ComfyUI Workflow: Study case

Disclaimer: this article was originally wrote to present the ComfyUI Compact workflow. I moved it as a model, since it's easier to update versions.

Introduction

In this article, I will demonstrate how I typically setup my environment and use my ComfyUI Compact workflow to generate images. For this study case, I will use DucHaiten-Pony-XL with no LoRAs.

Environment

I don't have a very powerful computer. For people in the same situation, here's what I do.

I first rent a computer on vast.ai. There is Docker images (i.e. templates) that already include ComfyUI environment. Then, I chose an instance, usually something like a RTX 3060 with ~800 Mbps Download Speed. That should be around $0.15/hr.

I open the instance and start ComfyUI. I import my workflow and install my missing nodes. Meanwhile, I open a Jupyter Notebook on the instance and download my ressources via the terminal (checkpoints, LoRAs, etc.)

curl -L -H 'Authorization: Bearer <API_KEY>' -o ./models/checkpoints/checkpoint.safetensors https://civitai.com/api/download/models/<MODEL_ID>

Note: go to your CivitAI account to add your <API_KEY>. Then, find the MODEL_ID directly on the CivitAI model's page, on the download section.

Settings

I don't tweak so much the settings. I just strongly recommend to pythongosssss nodes to Manage custom words and load Danbooru's tags.

Define style

I like to generate successions of images that look the same to create a coherent story. For that, I use IPAdapter to inject a style taken from a photo. I couldI take an existing one, but I like to just generate a bunch to see what mood speaks to me the most.
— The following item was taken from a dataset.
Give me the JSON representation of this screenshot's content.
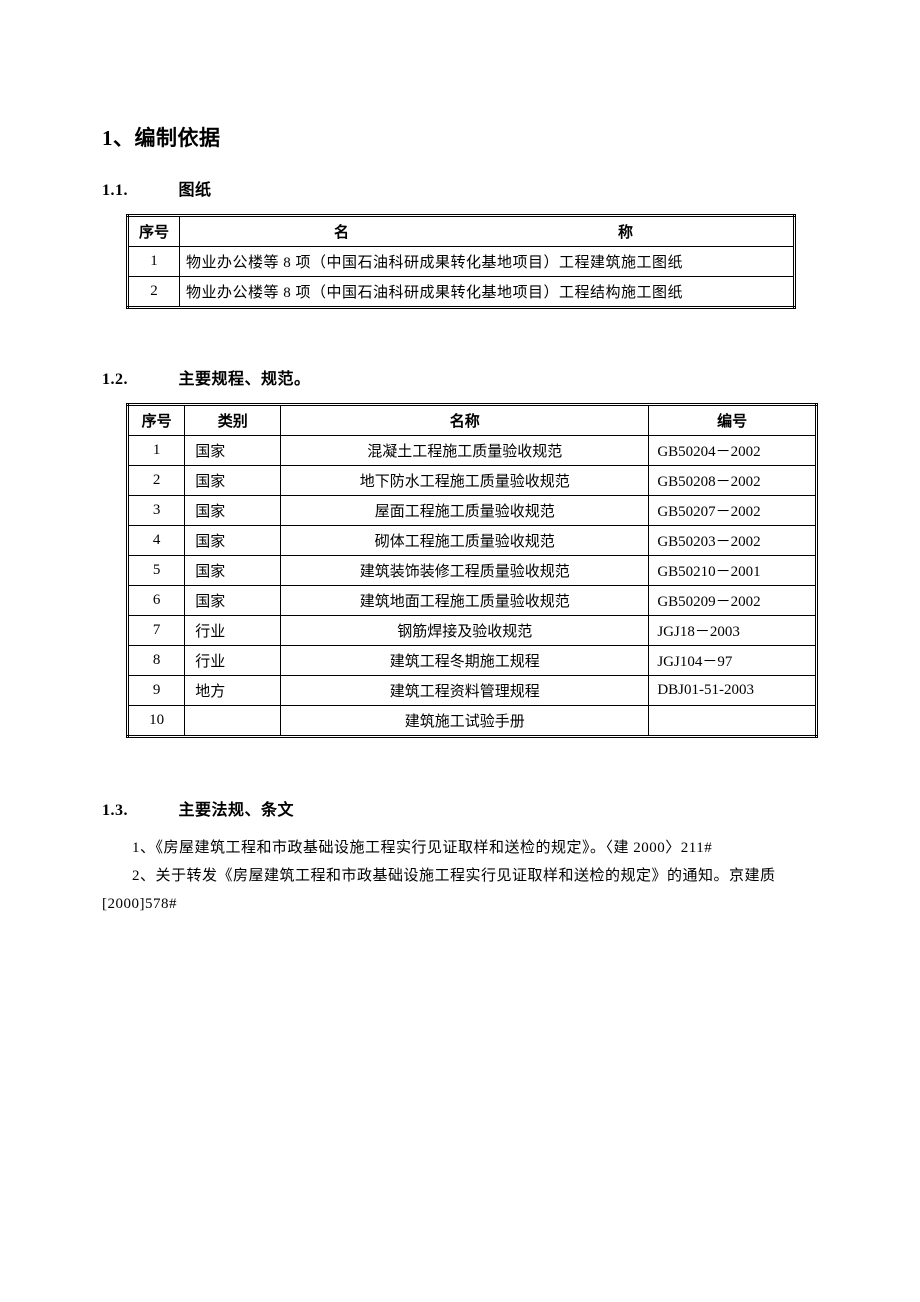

Hakkun nodes are useful to create some randomness on that matter. I typically use a simple prompt, without too many details on the subject, but with different styles. I also try different LoRAs styles, but I'll just use the checkpoint here.

I don't use any high-res fix or any upscaling. The goal here is to output stuff quickly.

score_9, score_8_up, score_7_up, score_6_up,
[lineart,sketch|realistic|photorealistic]
[cyberpunk|steampunk|]
[beach|city|forest|jungle|lake|snow|rain]
[sun,sunlight|moon,moonlight|]
[light particles|light rays|]
[[warm|cold] tones|]
[pastel colors|10:monochrome|multiple monochrome|]
1girl

The first one looks nice. I'll save it and go to the next phase

IP Adapter

Now, I take my image and put it in IP Adapter. I usually try different type of settings to see what outputs are the best. Don't hesitate to play with the weight, the start and end values, IP Adapter's model/strength, etc.

I try to setup some scenes with different subjects and environment, just to see what works well. I keep the styling keywords to a minimum, since it's normally handled by the IP Adapter. Something like that:

score_9, score_8_up, score_7_up, score_6_up,
portrait, [from above|from below|straight-on], [light particles|]
1girl,
[ginger|brown|blue|red|green] hair
[short|long|medium] hair
[blue|green|yellow] eyes, [glasses|]
[white|black|gray] [tank top|shirt|dress|swimsuit]

The last ones start to take this sunny-overexposed style. I like the "short-hair with glasses" character, so I'll keep that in mind.

Base image

I'll keep my IP Adapter settings and write a less random prompt. I will start by generating few images like that and refine my keywords if necessary.

score_9, score_8_up, score_7_up, score_6_up,
portrait, straight-on, light particles
1girl, sitting, adjusting hair
short hair, blonde hair, wavy hair, black hairband
yellow eyes, black glasses
black shirt, off-shoulder shirt
light smile, half-closed eyes, smirk
beach, sun, cloudy sky

Last one seems nice. I'll use it as a base. Thanks to the Canvas Tab node, I can even do some adjustment. I'll start by inpaint unnecessary elements on the image.

Rework final image

Then, I run a img2img generation and play a bit with the denoise value to see how it turns out. Unless I put a mask, it will rebuild the whole image, but I'm ok with it. Depending on the first result, I run a XY plot to see a denoise + steps comparisons.

Details are subtle, but 25 steps at 0.6 denoise seem the most stable. I can pass a highres fix, upscale and output the final image with metadatas.

Conclusion

This is just an example of how I work on my images. Sometime I tweak the sampler, try to do some rework with more inpainting or using multiple LoRAs. I hope it gave you an overview of what's possible to do and inspire you! Let me know if you have questions or comments!